When asked about Washington’s refusal to join France in deploying attack helicopters in Libya, French Foreign Minister Alain Juppe’s response was loaded with disappointment. “We regret that … We would be more efficient if they joined us.”

Likewise, when his British counterpart, William Hague, urged nations participating in the Libya intervention to “expand our efforts in NATO,” he was directing his message at Washington. “The United Kingdom in the last weeks supplied additional aircraft capable of striking ground targets that threaten the civilian population,” he said. “Of course, it would be welcome if other countries did the same.”

Only one country in NATO can supply the quality and quantity of assets – attack choppers, gunships that can loiter and hit dug-in forces, precision-strike aircraft – needed to bring the Libya mission to a rapid conclusion. That country is the United States.
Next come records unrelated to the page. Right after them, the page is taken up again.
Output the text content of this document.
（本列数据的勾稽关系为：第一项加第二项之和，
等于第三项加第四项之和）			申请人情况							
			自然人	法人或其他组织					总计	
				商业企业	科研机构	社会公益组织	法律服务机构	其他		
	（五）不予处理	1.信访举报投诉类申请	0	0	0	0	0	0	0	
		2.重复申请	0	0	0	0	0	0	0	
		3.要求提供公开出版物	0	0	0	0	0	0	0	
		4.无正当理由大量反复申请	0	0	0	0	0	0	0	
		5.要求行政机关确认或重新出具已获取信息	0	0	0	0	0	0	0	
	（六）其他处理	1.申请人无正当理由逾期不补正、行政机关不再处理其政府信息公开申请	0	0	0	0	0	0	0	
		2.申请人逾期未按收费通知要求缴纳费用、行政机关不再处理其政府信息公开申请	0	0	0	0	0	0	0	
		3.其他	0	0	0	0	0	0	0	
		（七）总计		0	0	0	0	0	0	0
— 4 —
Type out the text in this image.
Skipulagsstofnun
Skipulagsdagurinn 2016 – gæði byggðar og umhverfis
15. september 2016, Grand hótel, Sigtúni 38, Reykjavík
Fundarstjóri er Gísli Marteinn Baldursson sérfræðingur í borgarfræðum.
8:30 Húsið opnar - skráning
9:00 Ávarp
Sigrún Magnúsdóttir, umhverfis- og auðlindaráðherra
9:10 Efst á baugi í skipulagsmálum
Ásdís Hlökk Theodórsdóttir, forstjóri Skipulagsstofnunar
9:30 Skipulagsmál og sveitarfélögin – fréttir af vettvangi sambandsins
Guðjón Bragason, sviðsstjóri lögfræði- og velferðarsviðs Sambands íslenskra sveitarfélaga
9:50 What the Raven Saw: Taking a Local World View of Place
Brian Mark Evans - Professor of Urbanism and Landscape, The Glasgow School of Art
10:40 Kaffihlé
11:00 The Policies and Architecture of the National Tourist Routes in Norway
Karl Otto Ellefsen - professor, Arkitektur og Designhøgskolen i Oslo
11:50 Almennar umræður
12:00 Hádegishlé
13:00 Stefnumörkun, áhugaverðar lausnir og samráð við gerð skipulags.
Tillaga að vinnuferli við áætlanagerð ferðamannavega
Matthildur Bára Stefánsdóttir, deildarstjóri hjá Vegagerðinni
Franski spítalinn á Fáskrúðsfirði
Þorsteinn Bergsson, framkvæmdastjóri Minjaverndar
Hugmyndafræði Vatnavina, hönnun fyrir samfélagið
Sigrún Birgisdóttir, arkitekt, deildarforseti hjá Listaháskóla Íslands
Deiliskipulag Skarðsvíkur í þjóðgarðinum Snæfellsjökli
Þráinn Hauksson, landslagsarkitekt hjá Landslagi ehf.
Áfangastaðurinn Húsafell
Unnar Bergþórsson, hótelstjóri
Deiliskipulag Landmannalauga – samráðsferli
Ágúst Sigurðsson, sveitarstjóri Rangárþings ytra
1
Even so, Obama’s insistence on waging what the White House calls a “time-limited, scope-limited action” hasn’t deterred the French and British from pursuing their objectives in Libya. To be sure, that may be part of Obama’s calculus: “Leading from behind” may be intended to force more balanced burden-sharing within NATO.

Of course, U.S. reticence could also lead France and others to conclude that NATO and the U.S. need not be bothered with international problems like Libya, and that the European Union is better suited for the job. Whether that development would be helpful, counterproductive, or neither is a subject for another essay.